Von Anna Günther, München

Bis zur Landtagswahl sind es noch sechs Monate, der Modellversuch Islamischer Unterricht endet 2019. Trotzdem erregt die Zukunft des Islamunterrichts seit Wochen die Gemüter. Dabei sollte dies unbedingt vermieden werden, jedenfalls wenn es nach Experten in Schulen, in der Politik und in den Verbänden geht. Zu viel Aufmerksamkeit könnte das Projekt gefährden, hörte man da. Widersprüchliche Signale kommen nun von der CSU. Sie lösen bei Schülern und Lehrern große Verunsicherung aus. Der geschasste Schulminister Ludwig Spaenle hatte zu Jahresbeginn erklärt, der Modellversuch Islamischer Unterricht könnte auch auf ganz Bayern ausgeweitet werden - wenn es nach ihm ginge. Kurz darauf setzte Ministerpräsident Markus Söder Spaenle ab und dessen Staatssekretär Bernd Sibler ein. Sibler zieht einen klaren Strich: Der Modellversuch wird am 31. Juli 2019 nach acht Jahren auslaufen.

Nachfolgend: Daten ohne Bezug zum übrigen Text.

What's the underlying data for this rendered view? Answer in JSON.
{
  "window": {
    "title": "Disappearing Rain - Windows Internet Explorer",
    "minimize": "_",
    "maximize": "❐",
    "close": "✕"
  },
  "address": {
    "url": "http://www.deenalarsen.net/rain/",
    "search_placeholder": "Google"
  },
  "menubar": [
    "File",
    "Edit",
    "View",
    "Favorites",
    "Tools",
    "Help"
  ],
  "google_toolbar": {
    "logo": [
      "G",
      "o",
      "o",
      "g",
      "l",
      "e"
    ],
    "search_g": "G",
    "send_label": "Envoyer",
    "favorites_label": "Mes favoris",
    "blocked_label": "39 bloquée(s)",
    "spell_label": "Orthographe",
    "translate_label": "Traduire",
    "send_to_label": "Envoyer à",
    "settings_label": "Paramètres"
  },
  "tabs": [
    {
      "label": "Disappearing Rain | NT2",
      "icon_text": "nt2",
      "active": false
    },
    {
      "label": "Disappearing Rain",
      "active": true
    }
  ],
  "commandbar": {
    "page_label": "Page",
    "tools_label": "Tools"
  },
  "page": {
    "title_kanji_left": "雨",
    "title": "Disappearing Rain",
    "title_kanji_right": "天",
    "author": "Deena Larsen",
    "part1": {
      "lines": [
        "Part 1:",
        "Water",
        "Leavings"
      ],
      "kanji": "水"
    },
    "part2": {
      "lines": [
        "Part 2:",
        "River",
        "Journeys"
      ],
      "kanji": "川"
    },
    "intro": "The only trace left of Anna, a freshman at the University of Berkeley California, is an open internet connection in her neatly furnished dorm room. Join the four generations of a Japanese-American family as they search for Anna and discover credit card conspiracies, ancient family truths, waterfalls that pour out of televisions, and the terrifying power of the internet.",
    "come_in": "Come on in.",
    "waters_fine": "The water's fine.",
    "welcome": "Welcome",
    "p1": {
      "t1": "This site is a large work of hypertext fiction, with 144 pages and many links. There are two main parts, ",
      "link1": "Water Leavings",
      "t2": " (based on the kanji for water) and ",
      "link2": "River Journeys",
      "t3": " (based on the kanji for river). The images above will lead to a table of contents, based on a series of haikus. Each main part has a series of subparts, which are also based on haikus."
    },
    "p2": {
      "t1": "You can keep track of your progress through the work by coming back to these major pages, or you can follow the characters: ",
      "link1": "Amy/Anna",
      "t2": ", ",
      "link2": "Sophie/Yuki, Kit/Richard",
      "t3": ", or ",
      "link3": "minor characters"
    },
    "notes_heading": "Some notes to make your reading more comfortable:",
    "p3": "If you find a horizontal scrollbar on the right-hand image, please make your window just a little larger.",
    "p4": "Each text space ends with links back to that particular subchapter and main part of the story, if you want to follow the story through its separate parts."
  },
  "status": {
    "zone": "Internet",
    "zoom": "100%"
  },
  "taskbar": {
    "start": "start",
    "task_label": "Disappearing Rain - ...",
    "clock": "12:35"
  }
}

Was danach kommt? Sibler möchte die wissenschaftliche Evaluation abwarten, dann werde entschieden. "Statt des Islamischen Unterrichts einen verstärkten Ethikunterricht anzubieten, ist eine Möglichkeit unter mehreren", sagt der neue Schulminister. Was das genau sein soll, sagt er nicht. Die Möglichkeiten würden nach der Evaluation geprüft. Für die Fachleute ist der Erfolg unbestritten, Islamunterricht gilt als guter Weg zur Integration, werde von Eltern und Kindern angenommen.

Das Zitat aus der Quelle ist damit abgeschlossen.